The Incredible, Shrinking Legacy Media
The legacy media is worthless to a majority of the population who will simply no longer pay to be lied to.
How do you make a small fortune in journalism today? You start with a large fortune…
Late January of this year saw a remarkable reduction in the ranks of print and online journalists. My local newspaper, the Los Angeles Times, announced the slashing of 20 percent of its news staff, eliminating 115 jobs. This is the second round of recent layoffs to hit the Times, which saw the paper cut 13 percent of its staff in 2023.
The Times’ owner, Dr. Patrick Soon-Shiong, lamented that the job cuts were necessary because the paper was not “making progress toward building higher readership that would bring in advertising and subscriptions to sustain the organization.”
What would motivate a 143-year-old media institution such as the Los Angeles Times to implement “one of the largest workforce reductions” in its history? The paper is the defining daily publication in the nation’s second-largest media market, yet its daily print circulation has dropped from nearly a million just a couple of decades ago to 125,000 – and we don’t know how many of those papers are actually read.
The Times lost 17 percent of its subscriber base in just the last year, with a 4 percent drop in its paid digital subscriptions, an area of expected growth. Because of the serious decline in subscription revenue and a corresponding drop in classified advertising, the Times is losing upwards of $40 million per year.
These layoffs are a clear acknowledgement that the Times no longer has much of a value proposition for subscribers. It hardly reports any news at all, only one-sided stories and opinions that follow predictable narratives. Times readers can access similar content through hundreds of other outlets, most of them for free.

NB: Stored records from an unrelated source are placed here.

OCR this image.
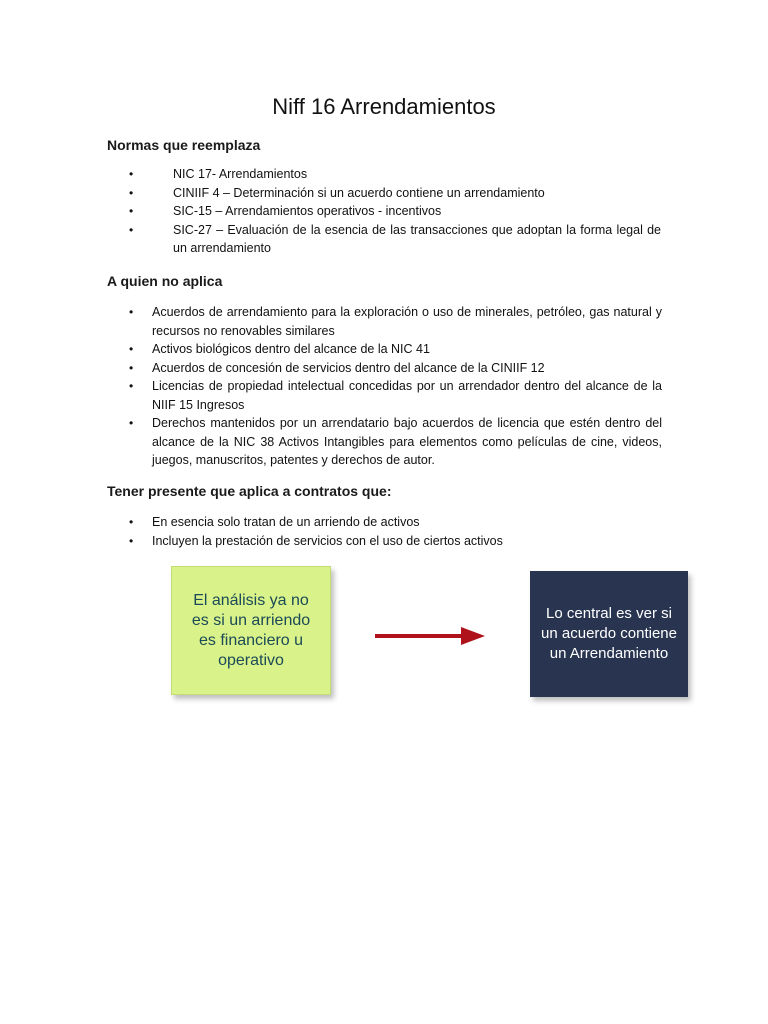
Niff 16 Arrendamientos
Normas que reemplaza
•	NIC 17- Arrendamientos
•	CINIIF 4 – Determinación si un acuerdo contiene un arrendamiento
•	SIC-15 – Arrendamientos operativos - incentivos
•	SIC-27 – Evaluación de la esencia de las transacciones que adoptan la forma legal de un arrendamiento
A quien no aplica
• Acuerdos de arrendamiento para la exploración o uso de minerales, petróleo, gas natural y recursos no renovables similares
• Activos biológicos dentro del alcance de la NIC 41
• Acuerdos de concesión de servicios dentro del alcance de la CINIIF 12
• Licencias de propiedad intelectual concedidas por un arrendador dentro del alcance de la NIIF 15 Ingresos
• Derechos mantenidos por un arrendatario bajo acuerdos de licencia que estén dentro del alcance de la NIC 38 Activos Intangibles para elementos como películas de cine, videos, juegos, manuscritos, patentes y derechos de autor.
Tener presente que aplica a contratos que:
• En esencia solo tratan de un arriendo de activos
• Incluyen la prestación de servicios con el uso de ciertos activos
El análisis ya no es si un arriendo es financiero u operativo
Lo central es ver si un acuerdo contiene un Arrendamiento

Consumers are tired of being lied to and have moved away from the Times and toward other, more reliable, and credible sources of news. Without a paying audience and fewer advertisers, and without a wealthy family willing to keep writing $1 million weekly checks to keep the paper afloat, the Times is putting hundreds of its journalists and support staff out of work. And the Times is not alone.
“An estimated 2,681 news industry jobs were lost through the end of November” 2023, reports the Associated Press. The Washington Post, NPR, Conde Nast, Sports Illustrated, Vice, National Geographic, CNN, and Vox Media are among those media companies cutting staff due to lower subscription and advertising revenue.
Among readers, a recent Gallop poll shows that 39 percent of polling participants “have no confidence at all” in the media’s news reporting, up from 27 percent in 2016. That decline in consumer confidence has been steady for decades but is reaching the point where a turnaround will be necessary for much of the industry to survive. That turnaround will require more objective reporting, ceasing the repeating of obvious propaganda, and keeping opinions contained in the Opinion section.
That turnaround is not going to happen.
When the Internet made it possible for alternative news outlets to compete against the legacy media, the legacy media had a choice: Perform your jobs honorably with authentic and truthful reporting - or continue being shamelessly deceitful, regardless of what your customers wanted. Well, you turned off your customers and you are losing them in droves.
For example, throughout the pandemic, the legacy media outlets hysterically scolded Americans that they must absolutely accept their kids being locked out of their schools, and they swore that Zoom lessons would be just as good as in-person learning. Now that there is irrefutable evidence proving the school shutdowns resulted in kids falling a year or more behind, the legacy media bravely admits that… mistakes were made. But no apology from the very media organs that were responsible for supporting this disaster, no attempt to make amends or even try to rebuild trust and credibility by taking responsibility for the lockdown hysteria and the damage it caused to our kids.
The legacy media would like to avoid being reminded of the sheer amount of propaganda it spread all through the pandemic, hoping that we would forgive and forget, that we should “learn from our mistakes” and simply move on. The massive layoffs in multiple media sectors makes it clear that the obvious lack of integrity, humility, or honesty has made the legacy media worthless to a majority of us and we will simply not pay to be lied to.
I don’t believe the legacy media in its current form contributes anything of value to our society anymore. In a free country, there is no market for lies, cultural bigotry, and propaganda. Consumers of news, one by one, are seeing the legacy media for what it has become: A fraudulent, gaslighting institution that peddles lies and propaganda that works against the interests of its customers.